Traquer les ombres - John Harvey

Un livre orphelin
Note :

    C'est ce qu'on pourrait appeler un livre orphelin, d'un auteur orphelin du personnage qui a occupé ses livres précédents. Pour John Harvey, c'est le deuxième après "Couleur franche" qui, en 2004, faisait suite à une dizaine de titres consacrés à l'inspecteur Resnick. "Traquer les ombres" survient après la trilogie Frank Elder qui a montré que John Harvey pouvait conserver sa place au sommet du polar britannique.
   
   Les livres orphelins ne sont pas les meilleurs de leurs auteurs et celui-ci vient confirmer ce constat. Il faut bien sûr compter avec la relative déception du lecteur, habitué à un héros et à un cadre bien particulier.
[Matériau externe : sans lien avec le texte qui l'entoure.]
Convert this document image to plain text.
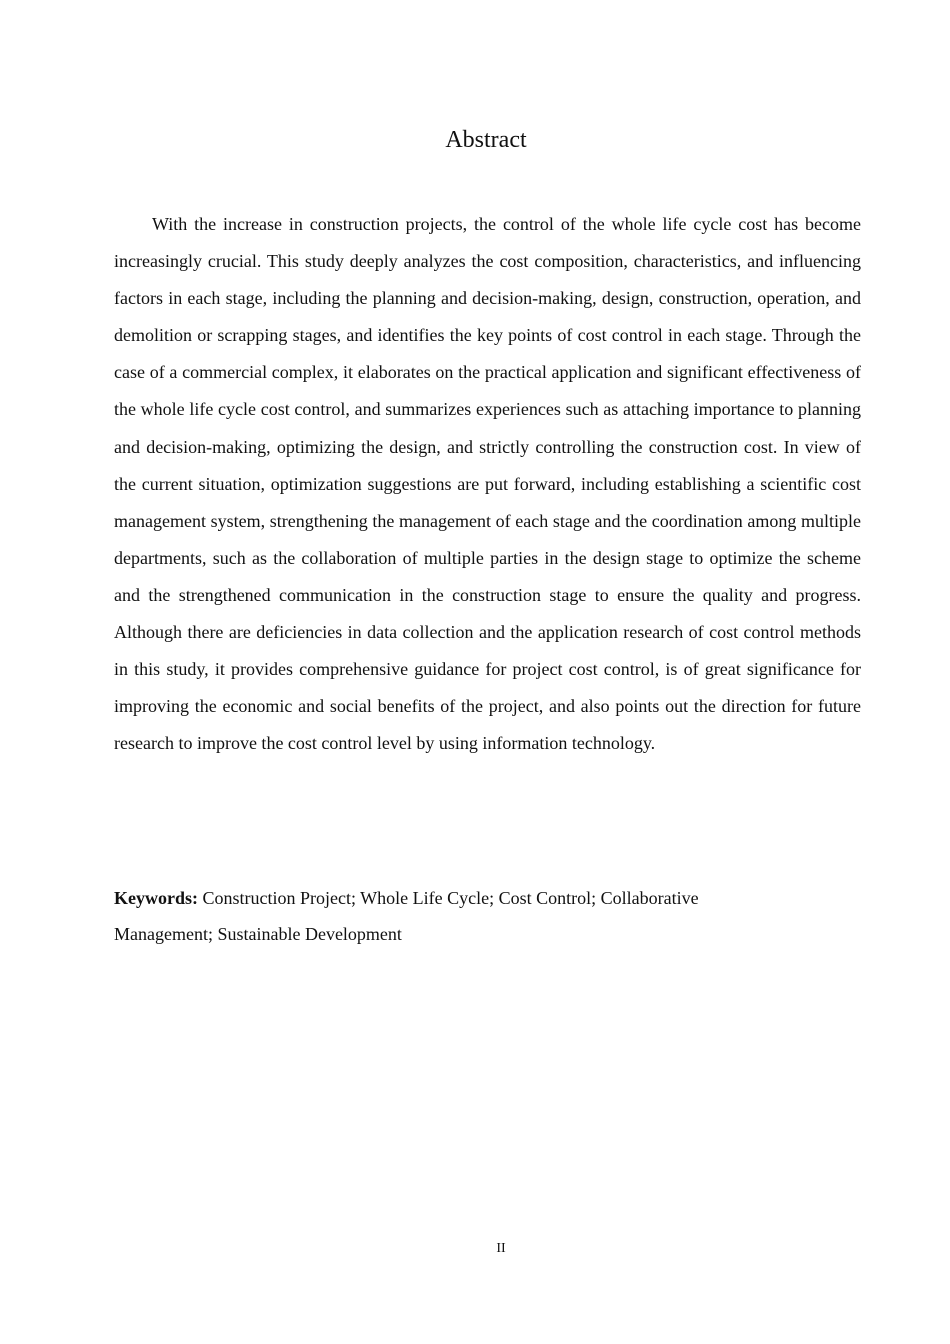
Abstract

With the increase in construction projects, the control of the whole life cycle cost has become increasingly crucial. This study deeply analyzes the cost composition, characteristics, and influencing factors in each stage, including the planning and decision-making, design, construction, operation, and demolition or scrapping stages, and identifies the key points of cost control in each stage. Through the case of a commercial complex, it elaborates on the practical application and significant effectiveness of the whole life cycle cost control, and summarizes experiences such as attaching importance to planning and decision-making, optimizing the design, and strictly controlling the construction cost. In view of the current situation, optimization suggestions are put forward, including establishing a scientific cost management system, strengthening the management of each stage and the coordination among multiple departments, such as the collaboration of multiple parties in the design stage to optimize the scheme and the strengthened communication in the construction stage to ensure the quality and progress. Although there are deficiencies in data collection and the application research of cost control methods in this study, it provides comprehensive guidance for project cost control, is of great significance for improving the economic and social benefits of the project, and also points out the direction for future research to improve the cost control level by using information technology.

Keywords: Construction Project; Whole Life Cycle; Cost Control; Collaborative Management; Sustainable Development

II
Il faut aussi, pour ce qui est de John Harvey, compter avec le fait que cet auteur n'est pas un styliste et que ses séries valaient surtout par la personnalité de leurs protagonistes. Un personnage un peu plus fade, une intrigue un peu plus lâche et la magie disparaît. C'est ce qu'on peut constater ici où l'enquête menée par l'inspecteur Will Grayson sur le meurtre d'un homosexuel de Cambridge ne parvient jamais à atteindre la vitesse supérieure. A partir de là, les défauts et les tics d'écriture prennent davantage de relief, comme ces descriptions systématiques de vêtements et de menus qui encombrent le récit.
   
    Plus généralement, John Harvey ne parvient pas à faire oublier le caractère anachronique des procédures policières qu'il met en scène. C'est un anachronisme général, qui touche le genre policier tout entier, mais sur lequel à ma connaissance aucun spécialiste ne s'est encore penché. Je m'explique: les enquêteurs, privés ou officiels, des polars d'aujourd'hui se déplacent autant que ceux des années cinquante. Ils font des kilomètres pour aller rencontrer telle ou telle personne impliquée dans le cas qu'ils étudient, ils galopent d'un bout à l'autre de la ville ou du pays, ce qui donne à l'auteur du matériel descriptif, des portraits, des lieux des itinéraires qui, dans la réalité doivent aujourd'hui être gommés par l'utilisation du téléphone de poche et de l'ordinateur. Cet anachronisme, que l'on accepte ou que l'on oublie chez des auteurs comme Mankell ou Indridason, apparaît ici comme une autorisation à faire du remplissage.